Re: [PATCH v5 3/4] sched/deadline: Add support for SD_PREFER_SIBLING on find_later_rq()

From: Peter Zijlstra
Date: Thu Aug 03 2017 - 08:03:55 EST



I picked up the first 2 with edits to the Changelog as suggested
by Juri.

On Tue, May 23, 2017 at 11:00:58AM +0900, Byungchul Park wrote:

> diff --git a/kernel/sched/deadline.c b/kernel/sched/deadline.c
> index 0223694..ada264c 100644
> --- a/kernel/sched/deadline.c
> +++ b/kernel/sched/deadline.c
> @@ -1325,6 +1325,7 @@ static int find_later_rq(struct task_struct *task)
> struct cpumask *later_mask = this_cpu_cpumask_var_ptr(local_cpu_mask_dl);
> int this_cpu = smp_processor_id();
> int cpu = task_cpu(task);
> + int fallback_cpu = -1;
>
> /* Make sure the mask is initialized first */
> if (unlikely(!later_mask))
> @@ -1385,6 +1386,15 @@ static int find_later_rq(struct task_struct *task)
> * already under consideration through later_mask.
> */
> if (best_cpu < nr_cpu_ids) {
> + /*
> + * If current domain is SD_PREFER_SIBLING
> + * flaged, we have to get more chances to
> + * check other siblings.
> + */
> + if (sd->flags & SD_PREFER_SIBLING) {
> + fallback_cpu = best_cpu;
> + continue;
> + }
> rcu_read_unlock();
> return best_cpu;
> }
> @@ -1393,6 +1403,13 @@ static int find_later_rq(struct task_struct *task)
> rcu_read_unlock();
>
> /*
> + * If fallback_cpu is valid, all our guesses failed *except* for
> + * SD_PREFER_SIBLING domain.
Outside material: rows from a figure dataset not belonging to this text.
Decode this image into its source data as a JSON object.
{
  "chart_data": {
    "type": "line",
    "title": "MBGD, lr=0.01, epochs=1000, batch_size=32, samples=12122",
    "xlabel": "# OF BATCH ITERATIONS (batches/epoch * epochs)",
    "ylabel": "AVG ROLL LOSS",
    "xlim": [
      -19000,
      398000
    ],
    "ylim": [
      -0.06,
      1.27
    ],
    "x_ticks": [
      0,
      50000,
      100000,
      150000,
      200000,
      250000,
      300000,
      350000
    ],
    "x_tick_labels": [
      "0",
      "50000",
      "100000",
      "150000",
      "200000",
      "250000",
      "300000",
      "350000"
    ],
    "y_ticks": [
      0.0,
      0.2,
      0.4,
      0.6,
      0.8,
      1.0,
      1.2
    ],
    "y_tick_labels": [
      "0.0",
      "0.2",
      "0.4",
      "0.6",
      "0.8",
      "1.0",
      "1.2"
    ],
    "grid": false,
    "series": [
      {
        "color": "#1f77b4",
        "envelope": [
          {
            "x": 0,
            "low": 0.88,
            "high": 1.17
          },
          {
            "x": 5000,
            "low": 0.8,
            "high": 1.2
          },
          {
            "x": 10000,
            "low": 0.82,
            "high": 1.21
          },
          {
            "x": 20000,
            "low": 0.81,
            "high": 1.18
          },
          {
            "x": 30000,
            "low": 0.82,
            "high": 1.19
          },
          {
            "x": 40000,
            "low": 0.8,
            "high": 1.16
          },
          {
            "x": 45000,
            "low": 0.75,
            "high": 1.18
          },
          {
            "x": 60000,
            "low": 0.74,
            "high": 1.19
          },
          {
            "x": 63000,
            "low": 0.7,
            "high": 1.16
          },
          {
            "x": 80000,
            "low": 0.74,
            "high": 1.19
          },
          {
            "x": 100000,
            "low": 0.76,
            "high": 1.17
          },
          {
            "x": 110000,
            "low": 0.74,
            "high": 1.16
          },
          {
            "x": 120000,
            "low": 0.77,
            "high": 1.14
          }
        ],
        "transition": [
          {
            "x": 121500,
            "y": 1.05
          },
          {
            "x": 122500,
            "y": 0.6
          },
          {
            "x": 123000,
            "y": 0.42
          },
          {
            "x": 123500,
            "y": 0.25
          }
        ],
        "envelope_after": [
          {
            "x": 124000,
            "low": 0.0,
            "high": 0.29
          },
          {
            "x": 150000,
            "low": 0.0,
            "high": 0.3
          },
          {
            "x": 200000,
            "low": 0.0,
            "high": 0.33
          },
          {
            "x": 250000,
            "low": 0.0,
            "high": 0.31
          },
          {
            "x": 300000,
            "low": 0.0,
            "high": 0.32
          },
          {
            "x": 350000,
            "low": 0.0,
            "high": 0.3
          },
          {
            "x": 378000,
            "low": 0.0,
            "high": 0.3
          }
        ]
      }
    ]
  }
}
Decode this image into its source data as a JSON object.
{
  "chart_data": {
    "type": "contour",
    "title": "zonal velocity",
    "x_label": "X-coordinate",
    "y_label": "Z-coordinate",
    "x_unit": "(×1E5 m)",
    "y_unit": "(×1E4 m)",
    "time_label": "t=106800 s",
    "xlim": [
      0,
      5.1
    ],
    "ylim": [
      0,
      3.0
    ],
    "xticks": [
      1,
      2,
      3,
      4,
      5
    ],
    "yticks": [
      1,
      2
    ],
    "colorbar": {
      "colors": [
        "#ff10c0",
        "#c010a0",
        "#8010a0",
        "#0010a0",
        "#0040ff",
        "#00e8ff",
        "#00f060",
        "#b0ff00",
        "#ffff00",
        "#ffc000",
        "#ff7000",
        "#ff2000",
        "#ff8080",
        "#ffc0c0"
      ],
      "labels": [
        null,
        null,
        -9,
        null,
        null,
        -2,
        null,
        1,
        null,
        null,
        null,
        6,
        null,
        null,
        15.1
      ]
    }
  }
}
Now, we can return the fallback cpu.
> + */
> + if (fallback_cpu != -1)
> + return fallback_cpu;
> +
> + /*
> * At this point, all our guesses failed, we just return
> * 'something', and let the caller sort the things out.
> */


This one I'm not sure on.. at the very least we should exclude all of
the prefer sibling domain when we do the next domain, and if there are
multiple prefer sibling levels, we should only pick the first
fallback_cpu -- there is no point is overriding it with a possible CPU
further away.

I implemented that below -- although the find_cpu() function is really
rather horrible.

But still this isn't quite right, because when we consider this for SMT
(as was the intent here) we'll happily occupy a full sibling core over
finding an empty one.

Now, the problem is that actually doing the right thing quickly ends up
very expensive, we'd have to scan the entire cache domain at least once,
so maybe this is good enough.. no idea :/


---
--- a/kernel/sched/deadline.c
+++ b/kernel/sched/deadline.c
@@ -1793,12 +1793,35 @@ static struct task_struct *pick_earliest

static DEFINE_PER_CPU(cpumask_var_t, local_cpu_mask_dl);

+/*
+ * Find the first cpu in: mask & sd & ~prefer
+ */
+static int find_cpu(const struct cpumask *mask,
+ const struct sched_domain *sd,
+ const struct sched_domain *prefer)
+{
+ const struct cpumask *sds = sched_domain_span(sd);
+ const struct cpumask *ps = prefer ? sched_domain_span(prefer) : NULL;
+ int cpu = -1;
+
+ while ((cpu = cpumask_next(cpu, mask)) < nr_cpu_ids) {
+ if (!cpumask_test_cpu(cpu, sds))
+ continue;
+ if (ps && cpumask_test_cpu(cpu, ps))
+ continue;
+ break;
+ }
+
+ return cpu;
+}
+
static int find_later_rq(struct task_struct *task)
{
- struct sched_domain *sd;
+ struct sched_domain *sd, *prefer = NULL;
struct cpumask *later_mask = this_cpu_cpumask_var_ptr(local_cpu_mask_dl);
int this_cpu = smp_processor_id();
int cpu = task_cpu(task);
+ int fallback_cpu = -1;

/* Make sure the mask is initialized first */
if (unlikely(!later_mask))
@@ -1850,8 +1873,7 @@ static int find_later_rq(struct task_str
return this_cpu;
}

- best_cpu = cpumask_first_and(later_mask,
- sched_domain_span(sd));
+ best_cpu = find_cpu(later_mask, sd, prefer);
/*
* Last chance: if a cpu being in both later_mask
* and current sd span is valid, that becomes our
@@ -1859,6 +1881,17 @@ static int find_later_rq(struct task_str
* already under consideration through later_mask.
*/
if (best_cpu < nr_cpu_ids) {
+ /*
+ * If current domain is SD_PREFER_SIBLING
+ * flaged, we have to get more chances to
+ * check other siblings.
+ */
+ if (sd->flags & SD_PREFER_SIBLING) {
+ prefer = sd;
+ if (fallback_cpu == -1)
+ fallback_cpu = best_cpu;
+ continue;
+ }
rcu_read_unlock();
return best_cpu;
}
@@ -1867,6 +1900,13 @@ static int find_later_rq(struct task_str
rcu_read_unlock();

/*
+ * If fallback_cpu is valid, all our guesses failed *except* for
+ * SD_PREFER_SIBLING domain. Now, we can return the fallback cpu.
+ */
+ if (fallback_cpu != -1)
+ return fallback_cpu;
+
+ /*
* At this point, all our guesses failed, we just return
* 'something', and let the caller sort the things out.
*/